Journal of Endocrinology ◽

10.1677/joe.0.1750597 ◽

2002 ◽

Vol 175 (3) ◽

pp. 597-604 ◽

Cited By ~ 17

Author(s):

IM Evans ◽

MR Pickard ◽

AK Sinha ◽

AJ Leonard ◽

DC Sampson ◽

...

Keyword(s):

Brain Function ◽

Fetal Brain ◽

Study Groups ◽

Immunoblot Analysis ◽

Maternal Serum ◽

Cytoskeletal Proteins ◽

Brain Weight ◽

Protein Abundance ◽

Differentiation Markers ◽

Osmotic Pumps

Maternal hypothyroidism during pregnancy impairs brain function in human and rat offspring, but little is known regarding the influence of maternal hyperthyroidism on neurodevelopment. We have previously shown that the expression of neuronal and glial differentiation markers in fetal brain is compromised in hypothyroid rat dam pregnancies and have now therefore extended this investigation to hyperthyroid rat dams. Study groups comprised partially thyroidectomised dams, implanted with osmotic pumps infusing either vehicle (TX dams) or a supraphysiological dose of thyroxine (T4) (HYPER dams), and euthyroid dams infused with vehicle (N dams). Cytoskeletal protein abundance was determined in fetal brain at 21 days of gestation by immunoblot analysis.
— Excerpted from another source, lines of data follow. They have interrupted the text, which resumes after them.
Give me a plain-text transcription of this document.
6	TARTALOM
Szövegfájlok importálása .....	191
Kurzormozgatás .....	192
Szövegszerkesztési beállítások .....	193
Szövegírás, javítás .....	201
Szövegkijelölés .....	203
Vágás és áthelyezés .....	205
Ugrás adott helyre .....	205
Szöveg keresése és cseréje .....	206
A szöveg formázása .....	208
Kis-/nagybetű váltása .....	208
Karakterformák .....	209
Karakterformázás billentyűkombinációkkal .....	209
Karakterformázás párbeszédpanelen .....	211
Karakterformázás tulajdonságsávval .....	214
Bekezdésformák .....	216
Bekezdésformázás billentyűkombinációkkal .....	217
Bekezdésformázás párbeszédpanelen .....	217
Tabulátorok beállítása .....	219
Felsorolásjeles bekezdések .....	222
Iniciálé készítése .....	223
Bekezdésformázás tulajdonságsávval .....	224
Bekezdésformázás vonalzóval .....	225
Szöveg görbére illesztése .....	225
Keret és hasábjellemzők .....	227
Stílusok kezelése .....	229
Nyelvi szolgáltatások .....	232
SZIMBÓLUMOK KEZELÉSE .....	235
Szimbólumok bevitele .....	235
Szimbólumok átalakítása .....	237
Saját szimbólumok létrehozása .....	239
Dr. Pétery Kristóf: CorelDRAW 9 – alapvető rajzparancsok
Relative to N dams, circulating total T4 levels were reduced to around one-third in TX dams but were doubled in HYPER dams. Fetal brain weight was increased in HYPER dams, whereas litter size and fetal body weight were reduced in TX dams. Glial fibrillary acidic protein expression was similar in HYPER and TX dams, being reduced in both cases relative to N dams. alpha-Internexin (INX) abundance was reduced in HYPER dams and increased in TX dams, whereas neurofilament 68 (NF68) exhibited increased abundance in HYPER dams. Furthermore, INX was inversely related to - and NF68 directly related to - maternal serum total T4 levels, independently of fetal brain weight. In conclusion, maternal hyperthyroidism compromises the expression of neuronal cytoskeletal proteins in late fetal brain, suggestive of a pattern of accelerated neuronal differentiation.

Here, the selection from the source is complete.